The impetus to create a world court for the international community developed as a result of the atmosphere engendered by the Hague Conferences of 1897 and 1907. The establishment of the Permanent Court of Arbitration, although neither permanent nor, in fact, a court, marked international law an important step forward in the consolidation of an international legal system. However, no lasting concrete steps were taken until after the conclusion of the First World War. The Covenant of the League of Nations called for the formulation of proposals for the creation of a world court and in 1920 the Permanent Court of International Justice (PCIJ) was created. It stimulated efforts to develop international arbitral mechanisms. Together with arbitration, the Permanent Court was intended to provide a reasonably comprehensive system serving the international community. It was intended as a way to prevent outbreaks of violence by enabling easily accessible methods of dispute settlement in the context of a legal and organisational framework to be made available.

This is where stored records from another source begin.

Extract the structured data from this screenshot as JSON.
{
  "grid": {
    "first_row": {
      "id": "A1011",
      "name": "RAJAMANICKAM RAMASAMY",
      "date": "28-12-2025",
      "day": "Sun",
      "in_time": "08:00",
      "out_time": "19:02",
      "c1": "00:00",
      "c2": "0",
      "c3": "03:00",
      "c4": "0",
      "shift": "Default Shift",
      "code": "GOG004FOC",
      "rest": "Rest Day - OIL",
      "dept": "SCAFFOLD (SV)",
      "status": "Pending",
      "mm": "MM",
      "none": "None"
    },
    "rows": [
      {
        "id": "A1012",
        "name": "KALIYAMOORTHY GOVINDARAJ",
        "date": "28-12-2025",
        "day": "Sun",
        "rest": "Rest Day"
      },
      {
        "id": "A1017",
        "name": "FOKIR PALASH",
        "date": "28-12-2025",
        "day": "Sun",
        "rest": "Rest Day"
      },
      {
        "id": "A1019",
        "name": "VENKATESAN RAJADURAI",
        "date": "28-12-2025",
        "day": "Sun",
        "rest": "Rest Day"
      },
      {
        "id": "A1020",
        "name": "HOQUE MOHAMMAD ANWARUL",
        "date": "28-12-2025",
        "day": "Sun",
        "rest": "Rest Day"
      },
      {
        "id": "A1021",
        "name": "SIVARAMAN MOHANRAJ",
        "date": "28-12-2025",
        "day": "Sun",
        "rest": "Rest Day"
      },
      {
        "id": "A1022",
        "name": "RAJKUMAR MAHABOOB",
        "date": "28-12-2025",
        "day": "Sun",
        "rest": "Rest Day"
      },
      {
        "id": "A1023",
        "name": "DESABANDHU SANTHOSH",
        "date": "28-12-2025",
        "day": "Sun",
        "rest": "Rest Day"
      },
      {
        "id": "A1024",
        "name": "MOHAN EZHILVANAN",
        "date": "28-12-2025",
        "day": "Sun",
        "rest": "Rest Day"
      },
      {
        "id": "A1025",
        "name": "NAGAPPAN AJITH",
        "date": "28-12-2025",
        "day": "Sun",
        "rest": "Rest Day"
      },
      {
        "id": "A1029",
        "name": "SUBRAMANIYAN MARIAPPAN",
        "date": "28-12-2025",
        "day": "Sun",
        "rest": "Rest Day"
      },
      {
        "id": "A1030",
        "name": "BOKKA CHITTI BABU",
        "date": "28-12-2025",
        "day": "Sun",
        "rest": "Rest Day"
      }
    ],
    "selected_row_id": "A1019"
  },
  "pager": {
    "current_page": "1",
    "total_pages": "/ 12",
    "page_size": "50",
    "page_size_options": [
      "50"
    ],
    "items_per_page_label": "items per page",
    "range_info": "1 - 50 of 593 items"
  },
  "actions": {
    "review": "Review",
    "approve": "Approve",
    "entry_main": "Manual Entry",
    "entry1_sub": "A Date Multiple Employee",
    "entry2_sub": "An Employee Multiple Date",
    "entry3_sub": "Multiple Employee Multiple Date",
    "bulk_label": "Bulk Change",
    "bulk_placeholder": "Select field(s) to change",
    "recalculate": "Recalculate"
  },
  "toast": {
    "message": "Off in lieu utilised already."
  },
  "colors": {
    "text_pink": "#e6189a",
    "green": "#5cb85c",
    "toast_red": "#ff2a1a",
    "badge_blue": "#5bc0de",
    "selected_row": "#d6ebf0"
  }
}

The PCIJ was superseded after the Second World War by the International Court of Justice (ICJ), described in article 92 of the Charter as the ‘principal judicial organ’ of the United Nations. In essence, it is a continuation of the Permanent Court, with virtually the same statute and jurisdiction, and with a continuing line of cases, no distinction being made between those decided by the PCIJ and those by the ICJ.
THE ORGANISATION OF THE COURT
The ICJ is composed of fifteen members:
elected regardless of their nationality, from among persons of high moral character, who possess the qualifications required in their respective countries for appointment to the highest judicial offices, or are jurisconsults of recognised competence in international law.
The procedure for the appointment of judges is interesting in that it combines both legal and political elements, while seeking to exclude as far as possible the influence of national states over them. The system established by the Root–Phillimore plan in 1920 is in essence followed. This plan played a large part in the actual creation of the PCIJ and succeeded in allaying many suspicions regarding the composition of the proposed Court.